Debemos convencernos firmemente de que el camino de la salvación no nos lo va a
señalar un espíritu que lleva su incomprensión hasta declarar a la democracia liberal la
expresión más auténtica del verdadero derecho natural y que se revuelve con manifiestas
muestras de desasosiego e incomodidad contra todo aquello que en la vida de una nación
significa reconocimiento explícito y público de la soberanía divina y del influjo de la
Providencia sobre la marcha de los pueblos hacia su destino histórico definitivo. De aquí
provienen sus expresiones torpes e injustas acerca de la realidad política española de los
Siglos de Oro, tildando, por ejemplo, a Felipe II de réplica tortuosa y atormentada de Sara
Luis. Para quien se enorgullezca, como nosotros, de su raíz hispánica, el caso de Maritain
sólo puede ofrecer muy pequeño interés, ya que entre él y nosotros se abre el abismo de la
oposición total de los respectivos conceptos de lo que debe ser la vida cristiana de una
nación.

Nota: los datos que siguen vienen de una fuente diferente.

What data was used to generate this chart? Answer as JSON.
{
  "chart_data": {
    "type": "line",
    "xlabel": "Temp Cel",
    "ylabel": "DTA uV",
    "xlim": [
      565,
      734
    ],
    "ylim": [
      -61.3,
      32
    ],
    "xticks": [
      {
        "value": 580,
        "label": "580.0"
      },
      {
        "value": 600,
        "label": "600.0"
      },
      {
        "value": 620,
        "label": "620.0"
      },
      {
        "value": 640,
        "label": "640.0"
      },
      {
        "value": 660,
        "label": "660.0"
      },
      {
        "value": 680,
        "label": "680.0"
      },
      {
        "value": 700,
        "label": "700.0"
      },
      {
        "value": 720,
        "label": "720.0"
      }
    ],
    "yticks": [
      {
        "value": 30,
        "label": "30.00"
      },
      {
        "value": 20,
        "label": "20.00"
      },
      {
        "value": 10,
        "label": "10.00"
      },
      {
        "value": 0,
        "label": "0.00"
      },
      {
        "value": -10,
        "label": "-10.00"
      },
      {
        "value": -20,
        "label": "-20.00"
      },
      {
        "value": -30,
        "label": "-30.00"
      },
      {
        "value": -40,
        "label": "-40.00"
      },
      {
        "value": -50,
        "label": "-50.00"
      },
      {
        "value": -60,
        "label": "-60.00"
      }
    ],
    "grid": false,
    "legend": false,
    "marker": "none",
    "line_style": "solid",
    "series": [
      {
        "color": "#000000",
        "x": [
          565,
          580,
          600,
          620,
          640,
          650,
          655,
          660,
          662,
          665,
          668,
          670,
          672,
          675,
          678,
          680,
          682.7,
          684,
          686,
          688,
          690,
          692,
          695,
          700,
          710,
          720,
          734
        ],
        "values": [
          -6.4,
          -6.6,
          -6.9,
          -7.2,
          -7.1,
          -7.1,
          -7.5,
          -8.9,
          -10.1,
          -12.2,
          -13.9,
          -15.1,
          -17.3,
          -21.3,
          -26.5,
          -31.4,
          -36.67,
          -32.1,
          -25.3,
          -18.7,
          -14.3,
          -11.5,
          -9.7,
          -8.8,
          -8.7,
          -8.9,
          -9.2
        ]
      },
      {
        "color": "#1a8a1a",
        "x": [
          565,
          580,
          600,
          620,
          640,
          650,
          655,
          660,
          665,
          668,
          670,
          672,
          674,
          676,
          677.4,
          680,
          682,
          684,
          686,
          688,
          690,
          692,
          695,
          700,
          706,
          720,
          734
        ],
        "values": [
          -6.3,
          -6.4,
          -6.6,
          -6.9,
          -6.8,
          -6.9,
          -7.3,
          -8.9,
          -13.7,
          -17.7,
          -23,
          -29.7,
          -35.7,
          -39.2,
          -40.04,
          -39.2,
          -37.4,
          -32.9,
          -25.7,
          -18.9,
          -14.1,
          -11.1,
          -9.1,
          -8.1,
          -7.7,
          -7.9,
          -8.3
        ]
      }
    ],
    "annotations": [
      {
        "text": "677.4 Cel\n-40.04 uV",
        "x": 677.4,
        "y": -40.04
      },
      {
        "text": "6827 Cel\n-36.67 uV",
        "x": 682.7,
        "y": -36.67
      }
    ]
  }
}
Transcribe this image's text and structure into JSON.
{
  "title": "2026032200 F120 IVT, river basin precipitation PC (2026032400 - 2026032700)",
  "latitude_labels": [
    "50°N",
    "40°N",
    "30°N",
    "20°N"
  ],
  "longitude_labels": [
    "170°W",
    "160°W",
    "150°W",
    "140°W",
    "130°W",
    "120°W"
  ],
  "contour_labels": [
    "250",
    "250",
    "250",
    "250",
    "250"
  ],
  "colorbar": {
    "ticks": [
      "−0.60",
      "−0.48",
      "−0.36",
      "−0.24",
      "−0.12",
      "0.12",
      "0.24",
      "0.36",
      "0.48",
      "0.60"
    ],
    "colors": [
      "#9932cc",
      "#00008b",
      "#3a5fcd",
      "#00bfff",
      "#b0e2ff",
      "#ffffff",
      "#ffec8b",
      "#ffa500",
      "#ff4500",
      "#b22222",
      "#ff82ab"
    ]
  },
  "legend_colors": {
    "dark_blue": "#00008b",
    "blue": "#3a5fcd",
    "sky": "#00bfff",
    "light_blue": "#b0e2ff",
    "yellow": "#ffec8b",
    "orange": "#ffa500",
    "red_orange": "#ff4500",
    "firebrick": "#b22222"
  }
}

Por eso, nuestras miradas y nuestro corazón deben, sin rencor naturalmente pero
también sin pena, alejarse de un hombre que, ante la crisis más dolorosa y más atroz por
que han atravesado los valores espirituales primarios de la humanidad, permaneció
completamente ciego, tratando, además, con una buena fe muy semejante a la más absoluta
inconciencia, de comunicar su propia ceguera a hermanos suyos cristianos destinados por
Dios a la empresa de integrar aquellos valores en la propia realidad política de los pueblos.